Scrum is a wonderful Agile method with a huge amount to commend it. And Scrum is a liability for the Agile paradigm.
Why I love Scrum
There’s no doubt at all that Scrum is a fantastic Agile method. Not the be all and end all, but just look at the tools it’s given us:
- Short iterations
- Project Manager as Servant Leader
- Prioritised backlog
These alone should cement its place in Agile thinking.
Scrum also provides a consistent, compelling and simple model (single Product Owner, no external dependencies) that makes it a powerful sell to teams. Inspect and Adapt at all levels:
- Inspect and Adapt your product: Sprint Reviews
- Inspect and Adapt your process: Retrospectives
- Inspect and Adapt your daily progress: morning Scrum
- Even the backlog and its user stories undergo revision in the light of ongoing work
Scrum has also had excellent marketing. A host of user-friendly terms - Scrum, Scrum Master, Backlog, Product Owner, Sprint &c. And in selling training, the Scrum Alliance and Scrum.org continue to spread Agile understanding and uptake.
These have all made Scrum a fantastic first step into Agile for new teams. It remains the backbone of my Agile practice (and I suspect many of ours) even when I want to mix-and-match with tools from other methods.
There’s an awful lot to love in Scrum.
Why I hate Scrum
Agile is bigger than Scrum
I met a senior manager this week who worried that Agile’s insistence on a single Product Owner simply didn’t fit the realities of his business. This isn’t a feature of Agile at all - it’s specifically a feature of Scrum.
Of course this is a downside of that marketing I was praising a minute ago. And this confusion reaches its nadir in job advertising:
ugh! Agile isn’t Scrum. And Scrum isn’t SCRUM.
Scrum is bigger than Sprints
I used to think the major emblem of Scrum, and of Agile more generally was the whiteboard of post-its. I was wrong. For many, the entire Agile movement boils down to Sprints.
Like many of us, I’ve worked in a company that sold fixed time/scope/cost projects (yes all three) for their developers to deliver in an ‘Agile’ fashion by splitting the work into ‘Sprints’. Of course it wasn’t Agile and it wasn’t Scrum.
I really want to repeat that. Not. Agile.
Splitting fixed-specification work into short delivery periods is pure waterfall incremental delivery. They’re not even Sprints. Sprint is a Scrum-specific term for an iteration, so they’re only meaningfully Sprints if:
- They start with collaborative Planning
- They end with Review and Retrospective
- The backlog is open to review and is expected to change
- You build change into your expectations, without onerous Change Control or contractual penalties
Unfortunately companies doing this think they’re already Agile.

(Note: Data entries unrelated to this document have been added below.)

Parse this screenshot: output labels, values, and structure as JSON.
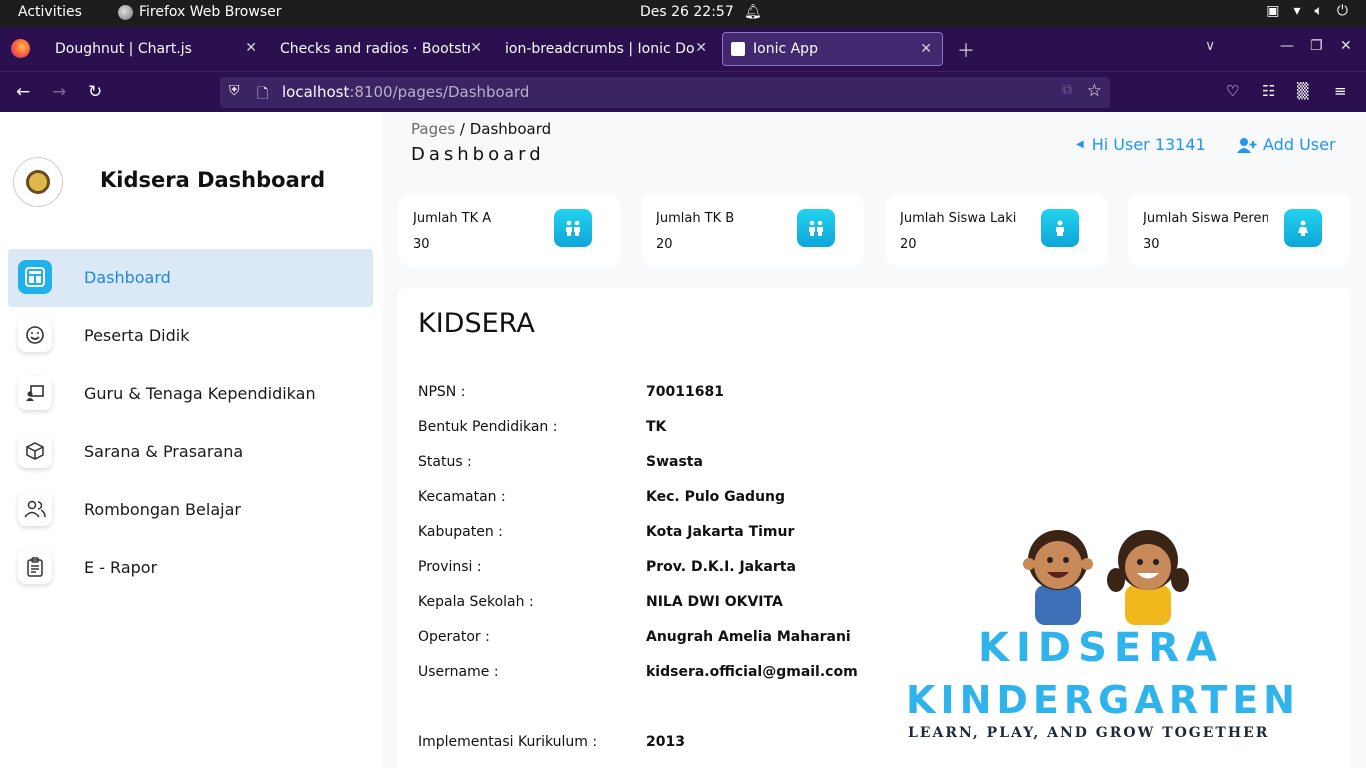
{
  "system": {
    "activities": "Activities",
    "app_name": "Firefox Web Browser",
    "clock": "Des 26  22:57"
  },
  "browser": {
    "tabs": [
      {
        "title": "Doughnut | Chart.js",
        "active": false
      },
      {
        "title": "Checks and radios · Bootstra",
        "active": false
      },
      {
        "title": "ion-breadcrumbs | Ionic Docu",
        "active": false
      },
      {
        "title": "Ionic App",
        "active": true
      }
    ],
    "url_host": "localhost",
    "url_path": ":8100/pages/Dashboard"
  },
  "sidebar": {
    "brand_title": "Kidsera Dashboard",
    "items": [
      {
        "label": "Dashboard",
        "icon": "dashboard-icon",
        "active": true
      },
      {
        "label": "Peserta Didik",
        "icon": "smile-icon",
        "active": false
      },
      {
        "label": "Guru & Tenaga Kependidikan",
        "icon": "teacher-icon",
        "active": false
      },
      {
        "label": "Sarana & Prasarana",
        "icon": "cube-icon",
        "active": false
      },
      {
        "label": "Rombongan Belajar",
        "icon": "people-icon",
        "active": false
      },
      {
        "label": "E - Rapor",
        "icon": "clipboard-icon",
        "active": false
      }
    ]
  },
  "header": {
    "breadcrumb_root": "Pages",
    "breadcrumb_sep": " / ",
    "breadcrumb_current": "Dashboard",
    "title": "Dashboard",
    "hi_user": "Hi User 13141",
    "add_user": "Add User"
  },
  "stats": [
    {
      "label": "Jumlah TK A",
      "value": "30",
      "icon": "children-icon"
    },
    {
      "label": "Jumlah TK B",
      "value": "20",
      "icon": "children-icon"
    },
    {
      "label": "Jumlah Siswa Laki",
      "value": "20",
      "icon": "boy-icon"
    },
    {
      "label": "Jumlah Siswa Perempuan",
      "value": "30",
      "icon": "girl-icon"
    }
  ],
  "school": {
    "title": "KIDSERA",
    "fields": [
      {
        "key": "NPSN :",
        "value": "70011681"
      },
      {
        "key": "Bentuk Pendidikan :",
        "value": "TK"
      },
      {
        "key": "Status :",
        "value": "Swasta"
      },
      {
        "key": "Kecamatan :",
        "value": "Kec. Pulo Gadung"
      },
      {
        "key": "Kabupaten :",
        "value": "Kota Jakarta Timur"
      },
      {
        "key": "Provinsi :",
        "value": "Prov. D.K.I. Jakarta"
      },
      {
        "key": "Kepala Sekolah :",
        "value": "NILA DWI OKVITA"
      },
      {
        "key": "Operator :",
        "value": "Anugrah Amelia Maharani"
      },
      {
        "key": "Username :",
        "value": "kidsera.official@gmail.com"
      },
      {
        "key": "Implementasi Kurikulum :",
        "value": "2013"
      }
    ],
    "logo_word1": "KIDSERA",
    "logo_word2": "KINDERGARTEN",
    "logo_tagline": "LEARN, PLAY, AND GROW TOGETHER"
  },
  "colors": {
    "accent": "#2196f3",
    "sidebar_active_bg": "#dbe8f6",
    "logo_blue": "#2fb3ec",
    "browser_bg": "#2b1050"
  }
}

It limits their own ability to embrace genuine Agile change, and brings the entire paradigm into disrepute.
The marketing genius behind Scrum is both a benefit and a hazard. Scrum practices are and remain an invaluable contribution to the Agile space, and it is many practitioners’ first bite at Agile. At the same time, Scrum terminology has become debased by buzzword abuse that threatens broader Agile uptake.
If I had my way I’d abandon all those cool Scrum words. Make a clean break - save the great practices and leave the language to the buzzword cowboys. Iteration and timebox would be perfectly good plain-English alternatives for Sprint. (There are other good reasons for a language change - perhaps for another post.) Of course a wholesale language change isn’t exactly my decision to make ;)That aside, I can only make a few recommendations:
- Challenge assumptions that Agile = Scrum. If it’s something you yourself believe, learn about Kanban or DSDM or one of the other Agile methods. Expand your practice and your toolset.
- Use Scrum and Sprint only when you’re genuinely employing Scrum practices.
- When you find a Waterfall house that believes it’s Agile, gently work with them to to introduce genuine Agile change. And let me know how you did it and how it went!